Jeremy Corbyn MP has previously taken up the plight of the Long Lartin detainees with both Prime Minister Tony Blair and more recently Gordon Brown said: “It is wholly wrong to keep people in prison indefinitely without charge or trial on spurious grounds while they are awaiting deportation under immigration law. It is offensive to natural justice. No one should be deported to a country that has not signed up to all the human rights laws that are acceptable in this country. I will raise the issue again at the beginning of April when the anti terror legislation comes before House. We are putting people at enormous risk,” he added, citing the case of two Algerians who were deported to Algeria from Long Lartin last year.
Despite an unofficial understanding between Tony Blair and the Algerian Prime
Minister that deportees human rights would be respected both men have since been imprisoned.

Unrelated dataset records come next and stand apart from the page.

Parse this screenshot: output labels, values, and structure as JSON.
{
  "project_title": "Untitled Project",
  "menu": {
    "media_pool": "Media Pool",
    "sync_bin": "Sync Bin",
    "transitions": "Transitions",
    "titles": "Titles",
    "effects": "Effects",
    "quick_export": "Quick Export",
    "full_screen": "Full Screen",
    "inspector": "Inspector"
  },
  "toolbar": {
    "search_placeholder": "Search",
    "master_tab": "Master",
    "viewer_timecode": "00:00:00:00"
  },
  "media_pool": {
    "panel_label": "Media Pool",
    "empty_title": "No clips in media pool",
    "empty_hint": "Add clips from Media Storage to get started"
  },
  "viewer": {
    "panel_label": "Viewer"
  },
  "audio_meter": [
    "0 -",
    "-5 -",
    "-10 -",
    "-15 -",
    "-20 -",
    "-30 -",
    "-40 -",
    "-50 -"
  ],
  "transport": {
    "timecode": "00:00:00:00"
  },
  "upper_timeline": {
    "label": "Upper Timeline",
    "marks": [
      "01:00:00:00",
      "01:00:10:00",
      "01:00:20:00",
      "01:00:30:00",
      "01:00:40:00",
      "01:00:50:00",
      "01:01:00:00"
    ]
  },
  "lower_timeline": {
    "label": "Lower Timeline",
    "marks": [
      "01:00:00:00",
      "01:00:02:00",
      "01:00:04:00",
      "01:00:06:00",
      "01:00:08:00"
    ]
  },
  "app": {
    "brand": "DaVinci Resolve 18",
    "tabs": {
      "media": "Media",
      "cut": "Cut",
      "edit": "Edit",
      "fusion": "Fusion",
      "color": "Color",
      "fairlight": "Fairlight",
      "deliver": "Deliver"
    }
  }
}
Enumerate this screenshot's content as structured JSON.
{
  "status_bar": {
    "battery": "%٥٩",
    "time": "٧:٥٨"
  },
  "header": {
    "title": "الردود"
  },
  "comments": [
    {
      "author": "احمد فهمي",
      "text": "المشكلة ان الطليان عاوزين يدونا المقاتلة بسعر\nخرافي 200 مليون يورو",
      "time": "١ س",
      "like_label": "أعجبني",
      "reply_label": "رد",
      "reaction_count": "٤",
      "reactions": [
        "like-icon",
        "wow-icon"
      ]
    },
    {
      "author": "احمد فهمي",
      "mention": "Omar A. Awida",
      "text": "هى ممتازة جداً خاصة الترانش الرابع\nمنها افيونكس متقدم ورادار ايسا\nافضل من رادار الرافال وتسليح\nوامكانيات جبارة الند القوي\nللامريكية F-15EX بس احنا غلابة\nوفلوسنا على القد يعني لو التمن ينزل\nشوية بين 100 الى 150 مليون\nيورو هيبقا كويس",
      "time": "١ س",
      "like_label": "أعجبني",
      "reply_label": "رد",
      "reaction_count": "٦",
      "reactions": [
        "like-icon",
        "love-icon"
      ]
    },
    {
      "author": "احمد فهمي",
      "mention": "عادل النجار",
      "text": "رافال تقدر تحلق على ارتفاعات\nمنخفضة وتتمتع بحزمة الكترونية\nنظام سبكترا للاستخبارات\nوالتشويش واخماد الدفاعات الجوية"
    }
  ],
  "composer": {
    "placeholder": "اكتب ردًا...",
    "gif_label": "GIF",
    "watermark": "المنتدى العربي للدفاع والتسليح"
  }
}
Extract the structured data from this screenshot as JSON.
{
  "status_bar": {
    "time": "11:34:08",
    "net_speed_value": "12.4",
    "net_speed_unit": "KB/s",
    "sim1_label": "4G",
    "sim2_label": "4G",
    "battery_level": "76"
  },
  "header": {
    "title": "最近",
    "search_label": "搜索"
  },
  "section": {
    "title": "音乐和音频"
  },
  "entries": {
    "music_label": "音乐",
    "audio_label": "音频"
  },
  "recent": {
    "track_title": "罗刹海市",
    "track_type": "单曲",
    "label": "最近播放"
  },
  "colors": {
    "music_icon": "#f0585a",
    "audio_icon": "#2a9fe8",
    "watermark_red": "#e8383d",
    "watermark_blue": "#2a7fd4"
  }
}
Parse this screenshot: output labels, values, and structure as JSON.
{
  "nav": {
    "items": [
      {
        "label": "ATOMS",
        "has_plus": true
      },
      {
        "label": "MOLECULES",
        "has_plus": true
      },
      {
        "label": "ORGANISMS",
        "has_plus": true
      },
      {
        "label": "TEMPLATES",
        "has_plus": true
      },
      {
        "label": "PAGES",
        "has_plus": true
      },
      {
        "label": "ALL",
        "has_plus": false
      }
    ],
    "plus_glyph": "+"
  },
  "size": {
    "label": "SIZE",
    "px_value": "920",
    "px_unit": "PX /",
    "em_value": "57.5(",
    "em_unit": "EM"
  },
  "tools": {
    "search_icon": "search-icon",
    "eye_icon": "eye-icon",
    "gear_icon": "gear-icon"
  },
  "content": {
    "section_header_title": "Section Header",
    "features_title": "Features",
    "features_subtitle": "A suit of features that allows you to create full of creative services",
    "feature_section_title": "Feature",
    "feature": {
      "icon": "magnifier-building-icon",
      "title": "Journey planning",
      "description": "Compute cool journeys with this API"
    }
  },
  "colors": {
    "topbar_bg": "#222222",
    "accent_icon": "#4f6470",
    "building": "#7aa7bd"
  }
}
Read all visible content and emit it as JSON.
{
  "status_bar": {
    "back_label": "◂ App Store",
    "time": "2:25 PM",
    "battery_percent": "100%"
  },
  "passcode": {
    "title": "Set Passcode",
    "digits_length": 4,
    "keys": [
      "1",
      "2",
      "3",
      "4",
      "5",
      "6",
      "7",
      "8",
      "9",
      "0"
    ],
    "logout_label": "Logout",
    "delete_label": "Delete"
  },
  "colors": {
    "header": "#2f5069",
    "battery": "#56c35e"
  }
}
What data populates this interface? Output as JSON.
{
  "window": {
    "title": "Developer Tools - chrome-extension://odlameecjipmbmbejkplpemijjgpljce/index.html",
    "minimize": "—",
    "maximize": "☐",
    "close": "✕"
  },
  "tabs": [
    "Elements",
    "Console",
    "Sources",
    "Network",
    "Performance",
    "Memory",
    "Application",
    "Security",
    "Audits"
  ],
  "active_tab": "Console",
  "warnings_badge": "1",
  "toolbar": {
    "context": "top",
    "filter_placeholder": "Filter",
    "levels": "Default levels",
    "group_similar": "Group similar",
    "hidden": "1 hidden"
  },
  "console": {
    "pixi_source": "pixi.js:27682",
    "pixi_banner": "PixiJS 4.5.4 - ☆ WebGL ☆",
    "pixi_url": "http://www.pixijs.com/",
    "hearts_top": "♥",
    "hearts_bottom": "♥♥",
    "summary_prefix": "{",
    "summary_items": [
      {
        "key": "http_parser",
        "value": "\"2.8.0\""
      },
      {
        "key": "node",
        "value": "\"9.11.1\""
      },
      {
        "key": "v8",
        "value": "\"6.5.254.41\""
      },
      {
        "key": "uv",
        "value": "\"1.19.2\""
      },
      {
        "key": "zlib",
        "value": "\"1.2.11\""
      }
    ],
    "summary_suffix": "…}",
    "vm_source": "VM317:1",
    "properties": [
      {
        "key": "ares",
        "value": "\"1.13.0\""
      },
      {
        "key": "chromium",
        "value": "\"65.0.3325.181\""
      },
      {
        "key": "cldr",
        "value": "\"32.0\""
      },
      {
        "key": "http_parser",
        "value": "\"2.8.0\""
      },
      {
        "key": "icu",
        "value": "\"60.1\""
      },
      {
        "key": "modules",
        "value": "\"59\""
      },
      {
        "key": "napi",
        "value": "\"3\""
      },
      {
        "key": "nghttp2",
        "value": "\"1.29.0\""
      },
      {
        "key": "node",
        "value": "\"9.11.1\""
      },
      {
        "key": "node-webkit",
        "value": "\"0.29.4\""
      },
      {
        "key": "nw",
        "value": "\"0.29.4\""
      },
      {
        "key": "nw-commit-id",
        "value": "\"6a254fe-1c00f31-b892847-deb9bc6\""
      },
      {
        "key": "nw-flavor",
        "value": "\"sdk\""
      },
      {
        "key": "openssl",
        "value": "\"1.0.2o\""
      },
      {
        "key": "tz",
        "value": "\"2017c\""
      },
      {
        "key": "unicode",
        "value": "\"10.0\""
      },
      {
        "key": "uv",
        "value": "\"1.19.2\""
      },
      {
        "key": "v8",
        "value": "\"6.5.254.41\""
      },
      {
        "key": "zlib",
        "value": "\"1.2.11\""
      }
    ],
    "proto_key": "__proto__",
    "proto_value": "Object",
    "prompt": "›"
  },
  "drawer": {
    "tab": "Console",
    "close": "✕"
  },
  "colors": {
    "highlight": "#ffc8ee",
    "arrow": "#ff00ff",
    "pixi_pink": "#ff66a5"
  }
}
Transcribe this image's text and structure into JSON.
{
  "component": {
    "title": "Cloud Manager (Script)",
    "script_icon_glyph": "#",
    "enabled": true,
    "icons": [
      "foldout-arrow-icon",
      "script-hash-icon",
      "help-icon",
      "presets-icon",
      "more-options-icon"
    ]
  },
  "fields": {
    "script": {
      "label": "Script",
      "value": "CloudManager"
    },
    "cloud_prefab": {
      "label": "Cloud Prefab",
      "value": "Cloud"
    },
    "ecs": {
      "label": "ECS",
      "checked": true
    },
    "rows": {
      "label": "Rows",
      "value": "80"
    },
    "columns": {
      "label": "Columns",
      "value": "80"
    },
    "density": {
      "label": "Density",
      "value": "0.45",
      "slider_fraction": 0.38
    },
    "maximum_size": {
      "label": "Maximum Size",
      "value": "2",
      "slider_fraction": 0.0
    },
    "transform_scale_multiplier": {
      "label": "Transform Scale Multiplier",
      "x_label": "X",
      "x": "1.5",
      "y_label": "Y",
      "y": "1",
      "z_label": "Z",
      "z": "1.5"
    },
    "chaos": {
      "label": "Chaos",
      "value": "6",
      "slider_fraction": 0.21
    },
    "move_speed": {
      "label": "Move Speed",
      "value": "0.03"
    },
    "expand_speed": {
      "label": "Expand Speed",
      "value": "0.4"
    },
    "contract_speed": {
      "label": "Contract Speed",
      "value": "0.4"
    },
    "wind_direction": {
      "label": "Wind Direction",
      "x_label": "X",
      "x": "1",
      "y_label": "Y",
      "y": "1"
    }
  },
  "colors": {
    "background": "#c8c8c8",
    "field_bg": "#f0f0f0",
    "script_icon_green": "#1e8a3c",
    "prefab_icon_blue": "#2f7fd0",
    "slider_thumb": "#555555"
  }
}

Their cases have now been taken up by human rights groups who fear they are being subject to torture.
Meanwhile, the British Government hopes of deporting the Long Lartin detainees to their home countries suffered a serious setback earlier this month with the European court of human rights ruling against one such attempt.
The grand chamber of 17 judges at the Strasbourg court found unanimously that an attempt by Italy to send a man back to Tunisia violated the ban on torture or inhuman or degrading treatment in the European convention on human rights.
The case was brought by Nassim Saadi against the Italian government. The British government intervened in the hope the court would sanction the return of suspects regardless of their home country's human rights record.